Time Magazine Asia wonders if the saffronists are losing their influence in India and if the hope for peace is turning the people off to their message:

If India and Pakistan are to make peace, Indian Prime Minister Manmohan Singh noted a few days ago, people have to want it. An attack by six suspected Muslim militants on a contested religious site at Ayodhya in northern India triggered protests last week, as Hindus marched in New Delhi shouting “Down, down Pakistan!” and forced roads and shops to close across the country. Police used water cannons to disperse demonstrators and arrested some 3,000 people. “I have always maintained that we need to carry public opinion to make a success of the peace process,” Singh warned as he appealed for calm. “Anything that comes in the way of public opinion—and certainly these incidents, if they get repeated—has the potential to disrupt the peace process.”

The potential, yes. But not, as used to be the case, the probability. Despite the attack and ensuing protests—far from the worst India has seen—the mood on both sides of the border finally seems to be moving beyond a half-century of confrontation. Today, Indians and Pakistanis meet as friends in business, on movie screens and on the cricket pitch. And in contrast to the murderous outrage that used to follow suspected Islamic attacks on Indian soil, there were no reports of reprisals against Muslims in India last week.

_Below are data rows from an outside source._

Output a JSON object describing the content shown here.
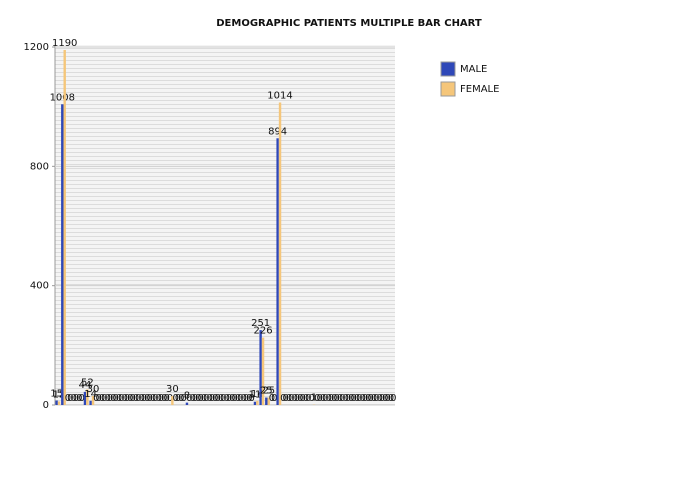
{
  "chart_data": {
    "type": "bar",
    "title": "DEMOGRAPHIC PATIENTS MULTIPLE BAR CHART",
    "categories": [
      null,
      null,
      null,
      null,
      null,
      null,
      null,
      null,
      null,
      null,
      null,
      null,
      null,
      null,
      null,
      null,
      null,
      null,
      null,
      null,
      null,
      null,
      null,
      null,
      null,
      null,
      null,
      null,
      null,
      null,
      null,
      null,
      null,
      null,
      null,
      null,
      null,
      null,
      null,
      null,
      null,
      null,
      null,
      null,
      null,
      null,
      null,
      null,
      null,
      null,
      null,
      null,
      null,
      null,
      null,
      null,
      null,
      null,
      null,
      null
    ],
    "series": [
      {
        "name": "MALE",
        "color": "#2f48b8",
        "values": [
          15,
          1008,
          0,
          0,
          0,
          44,
          14,
          0,
          0,
          0,
          0,
          0,
          0,
          0,
          0,
          0,
          0,
          0,
          0,
          0,
          0,
          0,
          0,
          8,
          0,
          0,
          0,
          0,
          0,
          0,
          0,
          0,
          0,
          0,
          0,
          11,
          251,
          25,
          0,
          894,
          0,
          0,
          0,
          0,
          0,
          0,
          0,
          0,
          0,
          0,
          0,
          0,
          0,
          0,
          0,
          0,
          0,
          0,
          0,
          0
        ]
      },
      {
        "name": "FEMALE",
        "color": "#f5c67a",
        "values": [
          12,
          1190,
          0,
          0,
          0,
          52,
          30,
          0,
          0,
          0,
          0,
          0,
          0,
          0,
          0,
          0,
          0,
          0,
          0,
          0,
          30,
          0,
          0,
          0,
          0,
          0,
          0,
          0,
          0,
          0,
          0,
          0,
          0,
          0,
          0,
          14,
          226,
          25,
          0,
          1014,
          0,
          0,
          0,
          0,
          0,
          1,
          0,
          0,
          0,
          0,
          0,
          0,
          0,
          0,
          0,
          0,
          0,
          0,
          0,
          0
        ]
      }
    ],
    "ylim": [
      0,
      1200
    ],
    "yticks": [
      0,
      400,
      800,
      1200
    ],
    "grid": true,
    "legend": "right"
  }
}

Many ascribe this relative amity to the fading appeal of the Bharatiya Janata Party (BJP), the Hindu nationalist party that won general elections in 1997 and 1998.

As if on cue, The RSS has delivered its promised message to BJP president L.K. Advani. The Hindu reports:

The Rashtriya Swayamsevak Sangh on Monday delivered its promised stern message to the Bharatiya Janata Party leadership, especially the president L.K. Advani, that it would not tolerate any deviation from its ideology or any “ideological erosion”.

Party sources said the message was unambiguous: No deviation would be allowed from the Sangh ideology and Mr. Advani should go for having shaken the very foundations of those beliefs with his Jinnah formulation during his Pakistan visit. It was now for the BJP to act.

Despite pressure from the RSS till late in the night, Mr. Advani did not oblige it with his resignation.

So why didn’t Ayodhya erupt in carnage when militants struck there last week? Zafar Agha opines in the Khaleej Times:

Sitting in Dubai I watched with horror on TV the terrorist attack on Hindu religious shrine in Ayodhya, the site now for Ram temple but originally the place where the 16th century Babri mosque stood till 1992.

Oh no, Ayodhya again, was my instant reaction to the act of terrorism…I was filled with horror apprehending another communal blood bath once again engulfing India and building a new divide between Indian Hindus and Muslims.

But what has changed India in the last few years? Why the Indian Hindus and Muslims don’t get enraged any more over a temple-mosque controversy?

…Well, the answer is simple: they have seen through the machinations of politicians engineering hate to win elections. They have witnessed blood and gore splashed over Indian streets in the guise of a temple-mosque controversy. They have seen an attack by an alleged Muslim crowd on a train culminating into the killings of over two thousand people in Gujarat. But all this madness eventually led to nothing for them while a particular political party attained power.

The average Indian has realised that the Hindus and the Muslims have to live together in India.